Он не любил, когда его расспрашивали… Какая-то всегда бравада… чтобы это было смешно… зэковское такое, припрятывание за этим всего серьеза. Планочка другая. Например, никогда не говорил "свобода", а всегда "свободка". "И вот я на свободке". В редкие минуты… Тогда так вкусно, азартно рассказывал… Я просто чувствовала его радости, вынесенные оттуда: как достал куски шины, привязал их на валенки, и у них был этап, и он так радовался, что у него есть эти шины.
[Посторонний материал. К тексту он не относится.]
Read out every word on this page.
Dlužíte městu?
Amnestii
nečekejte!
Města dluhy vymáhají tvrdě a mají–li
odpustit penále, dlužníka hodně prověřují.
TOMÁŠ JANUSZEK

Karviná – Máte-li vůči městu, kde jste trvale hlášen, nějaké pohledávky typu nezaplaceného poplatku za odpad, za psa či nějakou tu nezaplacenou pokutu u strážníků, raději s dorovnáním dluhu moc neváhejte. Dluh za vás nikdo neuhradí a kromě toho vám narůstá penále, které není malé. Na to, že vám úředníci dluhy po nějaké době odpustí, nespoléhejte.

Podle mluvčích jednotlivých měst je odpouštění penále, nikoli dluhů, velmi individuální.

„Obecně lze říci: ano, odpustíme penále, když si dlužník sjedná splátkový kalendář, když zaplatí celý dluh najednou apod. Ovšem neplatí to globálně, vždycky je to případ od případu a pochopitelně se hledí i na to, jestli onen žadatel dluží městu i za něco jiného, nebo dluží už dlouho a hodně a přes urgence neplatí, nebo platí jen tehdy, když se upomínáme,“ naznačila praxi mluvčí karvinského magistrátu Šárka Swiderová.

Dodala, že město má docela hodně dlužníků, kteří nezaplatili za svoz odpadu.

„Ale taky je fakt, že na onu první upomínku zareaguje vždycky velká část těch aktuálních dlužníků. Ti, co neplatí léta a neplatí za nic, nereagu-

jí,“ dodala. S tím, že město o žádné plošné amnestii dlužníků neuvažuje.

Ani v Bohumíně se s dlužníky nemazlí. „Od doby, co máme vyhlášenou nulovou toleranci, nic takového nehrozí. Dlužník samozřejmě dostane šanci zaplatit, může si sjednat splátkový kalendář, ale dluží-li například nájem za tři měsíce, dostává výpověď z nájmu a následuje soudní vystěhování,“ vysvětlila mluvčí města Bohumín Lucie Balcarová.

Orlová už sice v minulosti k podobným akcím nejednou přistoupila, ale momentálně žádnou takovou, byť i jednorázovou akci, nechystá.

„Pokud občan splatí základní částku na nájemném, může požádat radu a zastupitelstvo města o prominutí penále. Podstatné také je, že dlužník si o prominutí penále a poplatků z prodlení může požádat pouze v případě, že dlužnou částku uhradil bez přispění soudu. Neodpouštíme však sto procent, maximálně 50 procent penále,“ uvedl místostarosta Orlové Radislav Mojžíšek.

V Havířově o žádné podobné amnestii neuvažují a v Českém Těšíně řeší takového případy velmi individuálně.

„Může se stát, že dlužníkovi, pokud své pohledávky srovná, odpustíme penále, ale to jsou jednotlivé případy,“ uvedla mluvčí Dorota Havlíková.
Однажды принесли полмешка картошки, и где-то на "свободке", когда работали, кто-то дал большой кусок мяса. Ночью в котельной они сварили суп: "И ты знаешь, это было так вкусно! Так замечательно!". Когда освободили, он получил компенсацию за отца. Ему сказали: "Мы вам должны за дом, за мебель…". Насчитали большие деньги. Он купил новый костюм, новую рубашку, новые туфли, купил фотоаппарат и пошел в лучший московский ресторан "Националь", заказал все самое дорогое, пил коньяк, кофе с фирменным тортом. В конце, когда наелся, попросил, чтобы его кто-то в этот самый счастливый момент жизни сфотографировал. "Возвращаюсь уже на квартиру, где жил, - вспоминал, - и ловлю себя на мысли, что счастья не чувствую. В этом костюме, с этим фотоаппаратом… Почему нет счастья? Всплыли в памяти те шины, тот суп в котельной - вот там было счастье". И мы пытались понять… Вот… Где же живет это счастье? Лагерь он не отдал бы ни за что… не поменял бы… Это был его тайный клад, его богатство. С шестнадцати и почти до тридцати лет он был в лагере… Вот посчитайте… Я его спрашивала: "А если бы не посадили?". Отшучивался: "Я был бы дураком и ездил на красной гоночной машине. Самой модной". Только в самом конце… Уже в конце… когда лежал в больнице… Первый раз заговорил со мной серьезно: "Это как в театре. Из зала видишь красивую сказку - убранную сцену, блистательных актеров, таинственный свет, но когда ты попадаешь за кулисы… Сразу за занавесом - обломки каких-то досок, тряпки, недорисованные и брошенные холсты… бутылки из-под водки… остатки еды… Сказки нет. Темно… грязно… Меня провели за кулисы… ты понимаешь?".
…Его бросили к блатным. Мальчик… Что там было, не узнать никому и никогда…
…Неописуемая северная красота! Безмолвный снег… и свет от него даже ночью… А ты - рабочая скотина. Тебя втаптывают в природу, возвращают куда-то назад. "Пытка красотой" - называл он это. Его любимая поговорка: "Цветы и деревья у Него получились лучше, чем люди".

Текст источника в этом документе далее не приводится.